Nous poursuivrons ces sujets dans le prochain article.
Le message d’avertissement qui doit maintenant parvenir au peuple de Dieu, de près comme de loin, n’est autre que le message du troisième ange. Et ceux qui cherchent à comprendre ce message ne seront pas conduits par le Seigneur à faire une application de la Parole qui minerait le fondement et ôterait les piliers de la foi qui a fait des Adventistes du Septième Jour ce qu’ils sont aujourd’hui. Les vérités qui se sont déployées dans leur ordre, à mesure que nous avons avancé le long de la ligne de la prophétie révélée dans la Parole de Dieu, sont, aujourd’hui, la vérité, une vérité sacrée et éternelle. Ceux qui ont parcouru le terrain pas à pas dans l’histoire passée de notre expérience, voyant la chaîne de la vérité dans les prophéties, étaient prêts à accepter et à obéir à chaque rayon de lumière. Ils priaient, jeûnaient, cherchaient, creusaient pour trouver la vérité comme pour des trésors cachés, et le Saint-Esprit, nous le savons, nous enseignait et nous guidait. Beaucoup de théories ont été avancées, portant une apparence de vérité, mais tellement mêlées d’Écritures mal interprétées et mal appliquées qu’elles ont conduit à de dangereuses erreurs. Nous savons très bien comment chaque point de vérité a été établi, et comment le sceau y a été apposé par le Saint-Esprit de Dieu. Et, pendant tout ce temps, des voix se faisaient entendre : « Voici la vérité », « J’ai la vérité ; suivez-moi. » Mais les avertissements venaient : « Ne les suivez pas. Je ne les ai point envoyés, et ils ont couru. » (Voir Jérémie 23:21.)
La conduite du Seigneur s’est clairement manifestée, et ses révélations de ce qu’est la vérité ont été des plus merveilleuses. Point après point a été établi par le Seigneur Dieu du ciel. Ce qui était vérité alors est vérité aujourd’hui. Mais les voix ne cessent de se faire entendre — « C’est la vérité.
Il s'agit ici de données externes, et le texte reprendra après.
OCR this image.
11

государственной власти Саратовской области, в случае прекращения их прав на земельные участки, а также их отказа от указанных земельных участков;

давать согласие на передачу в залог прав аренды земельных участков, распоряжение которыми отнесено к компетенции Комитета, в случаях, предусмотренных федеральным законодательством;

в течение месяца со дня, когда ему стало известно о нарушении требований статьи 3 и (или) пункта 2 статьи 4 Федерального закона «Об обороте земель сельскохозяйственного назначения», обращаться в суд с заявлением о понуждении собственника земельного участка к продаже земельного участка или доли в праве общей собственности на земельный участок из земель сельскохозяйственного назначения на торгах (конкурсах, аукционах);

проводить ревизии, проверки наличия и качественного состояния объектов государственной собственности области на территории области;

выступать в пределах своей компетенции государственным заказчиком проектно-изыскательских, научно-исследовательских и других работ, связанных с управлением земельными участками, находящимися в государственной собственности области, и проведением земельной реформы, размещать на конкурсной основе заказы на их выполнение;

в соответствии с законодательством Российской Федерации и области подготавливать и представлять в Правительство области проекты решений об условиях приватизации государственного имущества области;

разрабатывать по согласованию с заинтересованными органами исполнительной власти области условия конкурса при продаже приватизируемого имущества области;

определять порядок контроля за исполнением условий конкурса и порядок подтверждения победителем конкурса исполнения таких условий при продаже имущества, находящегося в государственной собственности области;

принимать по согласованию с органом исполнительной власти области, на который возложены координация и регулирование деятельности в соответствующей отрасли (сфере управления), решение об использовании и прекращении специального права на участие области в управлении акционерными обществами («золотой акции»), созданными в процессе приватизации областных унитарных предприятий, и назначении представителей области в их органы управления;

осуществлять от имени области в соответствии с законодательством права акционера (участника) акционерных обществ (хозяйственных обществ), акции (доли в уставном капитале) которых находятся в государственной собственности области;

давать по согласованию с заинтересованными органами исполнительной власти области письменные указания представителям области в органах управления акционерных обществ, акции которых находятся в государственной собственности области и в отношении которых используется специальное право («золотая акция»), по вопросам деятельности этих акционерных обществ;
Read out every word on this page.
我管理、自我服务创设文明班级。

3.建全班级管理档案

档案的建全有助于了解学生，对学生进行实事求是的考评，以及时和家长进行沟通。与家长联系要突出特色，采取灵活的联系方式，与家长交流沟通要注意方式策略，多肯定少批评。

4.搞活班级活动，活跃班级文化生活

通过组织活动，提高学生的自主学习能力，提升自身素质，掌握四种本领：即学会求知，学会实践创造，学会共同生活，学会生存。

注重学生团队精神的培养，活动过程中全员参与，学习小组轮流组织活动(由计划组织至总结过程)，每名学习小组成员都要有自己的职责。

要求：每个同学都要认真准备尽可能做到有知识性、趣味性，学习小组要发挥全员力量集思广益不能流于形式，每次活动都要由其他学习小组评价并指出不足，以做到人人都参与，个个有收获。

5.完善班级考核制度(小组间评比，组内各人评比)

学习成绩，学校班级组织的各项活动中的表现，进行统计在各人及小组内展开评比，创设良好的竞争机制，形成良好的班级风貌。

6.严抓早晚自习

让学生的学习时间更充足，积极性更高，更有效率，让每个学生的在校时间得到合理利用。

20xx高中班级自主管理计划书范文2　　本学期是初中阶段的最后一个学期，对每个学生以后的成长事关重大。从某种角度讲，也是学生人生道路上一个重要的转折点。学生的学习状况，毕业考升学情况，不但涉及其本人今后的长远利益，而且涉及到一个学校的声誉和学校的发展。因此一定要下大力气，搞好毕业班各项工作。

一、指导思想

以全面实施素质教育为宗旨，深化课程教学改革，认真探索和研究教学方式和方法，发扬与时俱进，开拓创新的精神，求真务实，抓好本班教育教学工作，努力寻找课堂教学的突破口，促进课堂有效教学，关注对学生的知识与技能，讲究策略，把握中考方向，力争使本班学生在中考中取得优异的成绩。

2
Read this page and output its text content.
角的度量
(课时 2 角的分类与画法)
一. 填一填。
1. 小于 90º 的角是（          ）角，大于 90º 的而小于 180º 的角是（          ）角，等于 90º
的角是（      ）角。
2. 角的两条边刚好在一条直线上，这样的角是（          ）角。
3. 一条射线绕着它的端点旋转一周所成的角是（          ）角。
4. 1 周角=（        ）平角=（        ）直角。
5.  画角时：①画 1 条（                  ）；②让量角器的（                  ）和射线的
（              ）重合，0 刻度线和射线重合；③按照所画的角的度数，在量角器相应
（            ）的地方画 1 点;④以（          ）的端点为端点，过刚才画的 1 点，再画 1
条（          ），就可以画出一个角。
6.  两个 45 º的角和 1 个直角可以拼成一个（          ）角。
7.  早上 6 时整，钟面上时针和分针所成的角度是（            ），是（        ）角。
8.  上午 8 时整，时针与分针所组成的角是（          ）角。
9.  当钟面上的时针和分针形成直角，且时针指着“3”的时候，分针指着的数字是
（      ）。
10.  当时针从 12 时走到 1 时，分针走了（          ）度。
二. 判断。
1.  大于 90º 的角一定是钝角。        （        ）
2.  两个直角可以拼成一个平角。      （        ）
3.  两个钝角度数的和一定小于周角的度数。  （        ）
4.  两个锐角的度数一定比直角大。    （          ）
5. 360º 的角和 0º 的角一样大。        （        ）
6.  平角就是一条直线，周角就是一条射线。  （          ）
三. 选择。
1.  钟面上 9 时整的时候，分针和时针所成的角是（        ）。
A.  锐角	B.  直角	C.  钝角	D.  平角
J’ai une nouvelle lumière. » Mais ces nouvelles lumières dans le domaine prophétique se manifestent en faisant un mauvais usage de la Parole et en laissant le peuple de Dieu à la dérive, sans ancre pour le retenir. Si celui qui étudie la Parole prenait les vérités que Dieu a révélées dans la direction de Son peuple, s’appropriait ces vérités, les assimilait et les mettait en pratique dans sa vie, il deviendrait alors un canal vivant de lumière. Mais ceux qui se sont appliqués à élaborer de nouvelles théories ont un mélange de vérité et d’erreur, et, après avoir tenté de mettre ces choses en avant, ils ont démontré qu’ils n’ont pas allumé leur flambeau à l’autel divin, et il s’est éteint dans les ténèbres. Selected Messages, livre 2, 103, 104.